Open MPI logo

Open MPI Development Mailing List Archives

  |   Home   |   Support   |   FAQ   |   all Development mailing list

Subject: [OMPI devel] Duplicated modex issue.
From: Victor Kocheganov (victor.kocheganov_at_[hidden])
Date: 2012-12-20 09:57:06


Hi.

I have an issue with understanding /ompi_mpi_init() /logic. Could you
please tell me if you have any guesses about following behavior.

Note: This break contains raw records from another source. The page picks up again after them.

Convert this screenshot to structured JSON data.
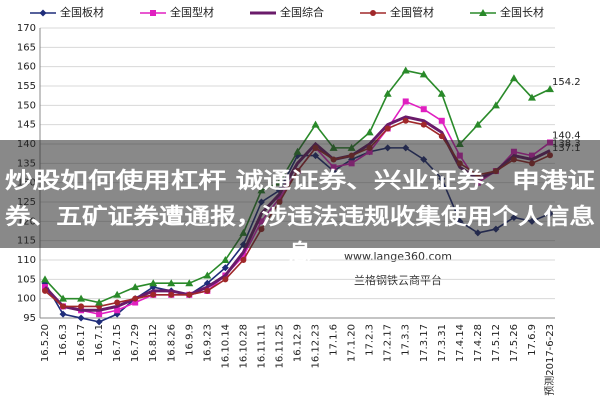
{
  "chart_data": {
    "type": "line",
    "categories": [
      "16.5.20",
      "16.6.3",
      "16.6.17",
      "16.7.1",
      "16.7.15",
      "16.7.29",
      "16.8.12",
      "16.8.26",
      "16.9.9",
      "16.9.23",
      "16.10.14",
      "16.10.28",
      "16.11.11",
      "16.11.25",
      "16.12.9",
      "16.12.23",
      "17.1.6",
      "17.1.20",
      "17.2.3",
      "17.2.17",
      "17.3.3",
      "17.3.17",
      "17.3.31",
      "17.4.14",
      "17.4.28",
      "17.5.12",
      "17.5.26",
      "17.6.9",
      "预测2017-6-23"
    ],
    "series": [
      {
        "name": "全国板材",
        "color": "#1f2d7a",
        "marker": "diamond",
        "label_last": false,
        "values": [
          104,
          96,
          95,
          94,
          96,
          100,
          103,
          102,
          101,
          104,
          108,
          114,
          125,
          128,
          137,
          137,
          133,
          136,
          138,
          139,
          139,
          136,
          131,
          120,
          117,
          118,
          121,
          120,
          122
        ]
      },
      {
        "name": "全国型材",
        "color": "#e020c0",
        "marker": "square",
        "label_last": true,
        "values": [
          103,
          98,
          97,
          96,
          97,
          99,
          101,
          101,
          101,
          102,
          106,
          111,
          120,
          126,
          133,
          139,
          134,
          135,
          138,
          144,
          151,
          149,
          146,
          137,
          130,
          133,
          138,
          137,
          140.4
        ]
      },
      {
        "name": "全国综合",
        "color": "#6a1b6a",
        "marker": "none",
        "label_last": true,
        "values": [
          103,
          98,
          97,
          97,
          98,
          100,
          102,
          102,
          101,
          103,
          106,
          112,
          122,
          127,
          135,
          140,
          136,
          137,
          140,
          145,
          147,
          146,
          143,
          134,
          131,
          133,
          137,
          136,
          138.3
        ]
      },
      {
        "name": "全国管材",
        "color": "#a0282a",
        "marker": "circle",
        "label_last": true,
        "values": [
          102,
          98,
          98,
          98,
          99,
          100,
          101,
          101,
          101,
          102,
          105,
          110,
          118,
          125,
          133,
          139,
          136,
          137,
          139,
          144,
          146,
          145,
          142,
          135,
          132,
          133,
          136,
          135,
          137.1
        ]
      },
      {
        "name": "全国长材",
        "color": "#2a8a2a",
        "marker": "triangle",
        "label_last": true,
        "values": [
          105,
          100,
          100,
          99,
          101,
          103,
          104,
          104,
          104,
          106,
          110,
          117,
          128,
          130,
          138,
          145,
          139,
          139,
          143,
          153,
          159,
          158,
          153,
          140,
          145,
          150,
          157,
          152,
          154.2
        ]
      }
    ],
    "ylim": [
      95,
      170
    ],
    "yticks": [
      95,
      100,
      105,
      110,
      115,
      120,
      125,
      130,
      135,
      140,
      145,
      150,
      155,
      160,
      165,
      170
    ],
    "grid": true,
    "watermark": [
      "www.lange360.com",
      "兰格钢铁云商平台"
    ]
  },
  "overlay": {
    "lines": [
      "炒股如何使用杠杆 诚通证券、兴业证券、申港证",
      "券、五矿证券遭通报，涉违法违规收集使用个人信息",
      "息"
    ]
  }
}
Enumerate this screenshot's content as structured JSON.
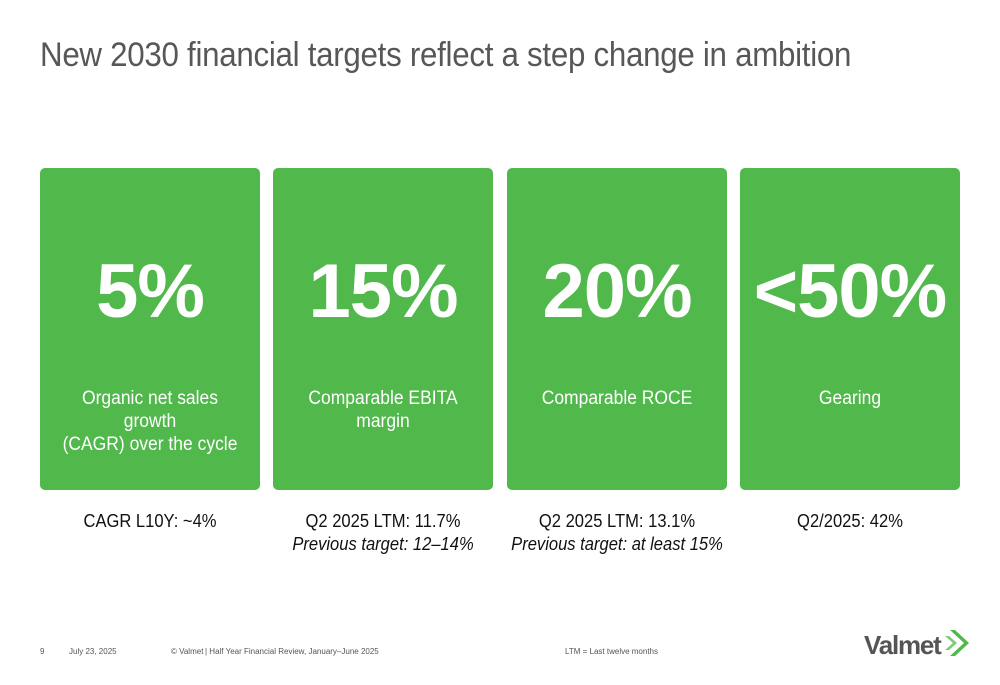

I wonder if I understand ringh, there is a block in /ompi_mpi_init()
/function for exchanging procs information between processes (denote
this block 'modex'):

         coll = OBJ_NEW(orte_grpcomm_collective_t);
         coll->id = orte_process_info.peer_modex;
         if (ORTE_SUCCESS != (ret = orte_grpcomm.modex(coll))) {
             error = "orte_grpcomm_modex failed";
             goto error;
         }
         /* wait for modex to complete - this may be moved anywhere in
    mpi_init
          * so long as it occurs prior to calling a function that needs
          * the modex info!
          */
         while (coll->active) {
             opal_progress(); /* block in progress pending events */
         }
         OBJ_RELEASE(coll);

and several instructions after this there is a block for processes
synchronization (denote this block 'barrier'):

         coll = OBJ_NEW(orte_grpcomm_collective_t);
         coll->id = orte_process_info.peer_init_barrier;
         if (ORTE_SUCCESS != (ret = orte_grpcomm.barrier(coll))) {
             error = "orte_grpcomm_barrier failed";
             goto error;
         }
         /* wait for barrier to complete */
         while (coll->active) {
             opal_progress(); /* block in progress pending events */
         }
         OBJ_RELEASE(coll);

So,//initially///ompi_mpi_init()/ has following structure:

    ...
    'modex' block;
    ...
    'barrier' block;
    ...

I made several experiments with this code and the following one is of
interest: if I add sequence of two additional blocks, 'barrier' and
'modex', right after 'modex' block, then///ompi_mpi_init() /hangs in
/opal_progress()/ of the last 'modex' block.

    ...
    'modex' block;
    'barrier' block;
    'modex' block; <- hangs
    ...
    'barrier' block;
    ...

Thanks,
Victor Kocheganov.